Comment l'hypothermie confère-t-elle une protection contre l'encéphalopathie anoxique ? La vieille explication d'une diminution des besoins en oxygène ne peut être avancée ici, car l'hypothermie légère ne réduit pas la captation d'oxygène après l'arrêt cardiaque, expliquent dans un éditorial Safar et Kochanek (Pittsburgh, Pennsylvanie), dont les travaux chez le chien ont relancé l'intérêt pour l'hypothermie thérapeutique après arrêt cardiaque. Ce traitement, ajoutent-ils, protège probablement contre plusieurs mécanismes biochimiques néfastes qui surviennent dans les jours suivant le retour de la circulation spontanée.

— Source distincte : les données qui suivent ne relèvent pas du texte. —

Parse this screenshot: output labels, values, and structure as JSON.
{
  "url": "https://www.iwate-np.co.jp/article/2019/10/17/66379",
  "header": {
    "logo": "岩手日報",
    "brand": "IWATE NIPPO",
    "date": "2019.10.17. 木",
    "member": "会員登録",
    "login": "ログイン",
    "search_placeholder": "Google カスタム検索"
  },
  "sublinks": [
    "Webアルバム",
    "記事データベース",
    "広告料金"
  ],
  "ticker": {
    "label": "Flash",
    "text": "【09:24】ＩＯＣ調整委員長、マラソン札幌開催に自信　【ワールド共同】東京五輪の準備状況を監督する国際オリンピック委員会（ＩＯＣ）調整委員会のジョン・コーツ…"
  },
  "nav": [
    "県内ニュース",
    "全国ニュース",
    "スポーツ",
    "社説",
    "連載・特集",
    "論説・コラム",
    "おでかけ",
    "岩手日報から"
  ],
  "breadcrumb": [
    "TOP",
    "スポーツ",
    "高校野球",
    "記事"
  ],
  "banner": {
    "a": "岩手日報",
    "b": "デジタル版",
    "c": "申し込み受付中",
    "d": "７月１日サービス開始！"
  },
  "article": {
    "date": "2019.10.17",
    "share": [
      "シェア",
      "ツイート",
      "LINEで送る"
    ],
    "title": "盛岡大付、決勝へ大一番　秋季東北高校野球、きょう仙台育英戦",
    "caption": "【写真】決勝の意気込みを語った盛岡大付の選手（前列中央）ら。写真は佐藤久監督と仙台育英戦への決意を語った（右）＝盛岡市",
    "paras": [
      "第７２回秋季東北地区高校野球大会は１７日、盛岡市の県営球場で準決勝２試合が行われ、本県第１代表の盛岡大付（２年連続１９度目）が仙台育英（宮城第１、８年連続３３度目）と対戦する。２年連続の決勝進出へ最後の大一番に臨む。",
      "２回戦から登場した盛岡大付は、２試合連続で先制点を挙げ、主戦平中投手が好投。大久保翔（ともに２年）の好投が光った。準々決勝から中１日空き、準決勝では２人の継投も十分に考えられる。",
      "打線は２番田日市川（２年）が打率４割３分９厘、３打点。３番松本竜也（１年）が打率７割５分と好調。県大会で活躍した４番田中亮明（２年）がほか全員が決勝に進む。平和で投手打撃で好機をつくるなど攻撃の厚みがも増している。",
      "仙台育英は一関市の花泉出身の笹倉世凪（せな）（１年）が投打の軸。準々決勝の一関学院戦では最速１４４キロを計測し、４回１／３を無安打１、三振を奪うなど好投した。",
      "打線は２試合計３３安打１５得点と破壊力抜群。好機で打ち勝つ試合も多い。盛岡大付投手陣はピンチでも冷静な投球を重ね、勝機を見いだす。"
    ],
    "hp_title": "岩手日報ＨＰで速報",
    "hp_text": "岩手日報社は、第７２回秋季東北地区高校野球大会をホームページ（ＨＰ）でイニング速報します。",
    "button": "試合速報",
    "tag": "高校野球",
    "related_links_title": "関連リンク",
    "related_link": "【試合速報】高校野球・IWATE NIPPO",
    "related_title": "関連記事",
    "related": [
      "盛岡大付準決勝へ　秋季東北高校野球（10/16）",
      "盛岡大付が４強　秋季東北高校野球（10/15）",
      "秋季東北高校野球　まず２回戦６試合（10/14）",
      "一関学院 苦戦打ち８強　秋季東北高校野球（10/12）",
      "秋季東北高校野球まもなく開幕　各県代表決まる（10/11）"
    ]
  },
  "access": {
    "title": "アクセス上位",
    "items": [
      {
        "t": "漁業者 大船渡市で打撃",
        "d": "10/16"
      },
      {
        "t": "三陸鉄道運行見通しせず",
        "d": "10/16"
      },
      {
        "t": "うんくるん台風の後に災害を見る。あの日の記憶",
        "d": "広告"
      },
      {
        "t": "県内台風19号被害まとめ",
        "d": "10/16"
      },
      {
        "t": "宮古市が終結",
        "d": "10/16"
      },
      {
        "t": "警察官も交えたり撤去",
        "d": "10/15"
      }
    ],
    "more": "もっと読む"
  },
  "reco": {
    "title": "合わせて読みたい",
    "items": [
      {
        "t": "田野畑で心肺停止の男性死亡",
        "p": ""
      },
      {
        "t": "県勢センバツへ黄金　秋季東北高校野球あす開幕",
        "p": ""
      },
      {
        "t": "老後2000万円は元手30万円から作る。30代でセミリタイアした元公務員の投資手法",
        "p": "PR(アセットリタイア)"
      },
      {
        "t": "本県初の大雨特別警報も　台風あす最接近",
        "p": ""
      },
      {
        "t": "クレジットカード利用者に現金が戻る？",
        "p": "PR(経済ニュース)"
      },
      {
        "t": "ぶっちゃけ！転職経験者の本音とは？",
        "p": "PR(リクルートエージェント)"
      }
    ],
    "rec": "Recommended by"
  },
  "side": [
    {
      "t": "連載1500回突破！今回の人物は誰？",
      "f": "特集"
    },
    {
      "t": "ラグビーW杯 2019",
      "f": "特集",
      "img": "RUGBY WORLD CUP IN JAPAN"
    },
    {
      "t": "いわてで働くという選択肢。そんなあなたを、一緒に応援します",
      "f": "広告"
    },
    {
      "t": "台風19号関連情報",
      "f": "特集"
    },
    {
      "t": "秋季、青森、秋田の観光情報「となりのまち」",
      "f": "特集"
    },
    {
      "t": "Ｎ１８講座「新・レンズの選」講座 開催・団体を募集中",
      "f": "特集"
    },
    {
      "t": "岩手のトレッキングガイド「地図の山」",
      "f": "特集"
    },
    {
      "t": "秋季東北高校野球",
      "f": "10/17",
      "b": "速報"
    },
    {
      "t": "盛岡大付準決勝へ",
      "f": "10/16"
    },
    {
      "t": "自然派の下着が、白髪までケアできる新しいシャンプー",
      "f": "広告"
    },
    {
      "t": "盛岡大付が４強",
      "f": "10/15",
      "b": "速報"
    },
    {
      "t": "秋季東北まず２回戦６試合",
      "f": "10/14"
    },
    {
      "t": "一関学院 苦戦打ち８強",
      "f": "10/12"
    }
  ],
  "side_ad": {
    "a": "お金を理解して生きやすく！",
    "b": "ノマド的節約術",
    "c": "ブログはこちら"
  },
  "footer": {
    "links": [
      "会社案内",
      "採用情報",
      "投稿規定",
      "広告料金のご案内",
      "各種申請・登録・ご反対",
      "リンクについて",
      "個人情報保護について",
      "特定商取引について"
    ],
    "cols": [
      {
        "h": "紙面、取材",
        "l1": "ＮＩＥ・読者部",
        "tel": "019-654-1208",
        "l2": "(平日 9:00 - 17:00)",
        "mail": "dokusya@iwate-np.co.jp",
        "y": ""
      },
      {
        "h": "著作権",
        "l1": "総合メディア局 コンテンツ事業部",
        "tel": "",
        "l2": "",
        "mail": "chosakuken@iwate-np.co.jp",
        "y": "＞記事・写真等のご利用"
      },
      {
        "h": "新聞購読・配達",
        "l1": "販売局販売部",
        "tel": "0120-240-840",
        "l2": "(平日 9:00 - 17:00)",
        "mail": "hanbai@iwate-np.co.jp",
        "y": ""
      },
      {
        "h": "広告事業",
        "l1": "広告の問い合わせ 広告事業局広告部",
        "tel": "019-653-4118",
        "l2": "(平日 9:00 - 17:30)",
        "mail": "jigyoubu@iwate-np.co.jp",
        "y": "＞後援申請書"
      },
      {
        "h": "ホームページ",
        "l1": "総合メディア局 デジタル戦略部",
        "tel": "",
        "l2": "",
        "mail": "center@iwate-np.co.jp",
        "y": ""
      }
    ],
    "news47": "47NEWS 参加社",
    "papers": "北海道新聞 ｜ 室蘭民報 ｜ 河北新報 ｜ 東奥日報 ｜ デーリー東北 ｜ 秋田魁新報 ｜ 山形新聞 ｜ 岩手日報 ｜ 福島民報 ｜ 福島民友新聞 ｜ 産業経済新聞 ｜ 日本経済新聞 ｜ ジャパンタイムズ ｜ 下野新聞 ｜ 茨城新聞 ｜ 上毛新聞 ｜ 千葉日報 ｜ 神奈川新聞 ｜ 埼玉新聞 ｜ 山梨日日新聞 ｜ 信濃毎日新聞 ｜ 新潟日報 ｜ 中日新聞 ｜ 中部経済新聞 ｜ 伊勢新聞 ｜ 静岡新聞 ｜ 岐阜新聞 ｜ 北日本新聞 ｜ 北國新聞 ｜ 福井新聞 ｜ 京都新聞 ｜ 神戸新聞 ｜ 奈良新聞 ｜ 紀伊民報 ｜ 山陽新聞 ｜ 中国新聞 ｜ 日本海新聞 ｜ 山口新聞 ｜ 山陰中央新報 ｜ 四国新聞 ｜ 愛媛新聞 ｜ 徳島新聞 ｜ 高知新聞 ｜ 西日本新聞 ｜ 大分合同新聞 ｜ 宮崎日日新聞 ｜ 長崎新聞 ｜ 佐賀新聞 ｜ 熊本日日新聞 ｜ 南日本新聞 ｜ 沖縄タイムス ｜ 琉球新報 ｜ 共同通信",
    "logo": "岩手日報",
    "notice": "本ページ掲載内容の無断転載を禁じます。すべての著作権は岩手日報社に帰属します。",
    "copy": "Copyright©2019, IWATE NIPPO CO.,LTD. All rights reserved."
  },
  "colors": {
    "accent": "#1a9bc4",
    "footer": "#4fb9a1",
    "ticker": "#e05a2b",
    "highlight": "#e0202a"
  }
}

« Ces investigateurs ont appliqué un vieux traitement - l'hypothermie - à un nouveau problème clinique », notent les éditorialistes. Des études supplémentaires sont toutefois nécessaires, ajoutent-ils, et des essais cliniques sont aussi indiqués dans d'autres circonstances (AVC, lésion cérébrale traumatique, lésion de la moelle épinière, choc hémorragique). Dans l'attente de ces études, ils recommandent « l'utilisation de l'hypothermie légère chez les patients qui survivent à un arrêt cardiaque - aussitôt que possible et pendant au moins douze heures ».
« New England Journal of Medicine », 21 février 2002, pp. 549, 557, 612 et 546.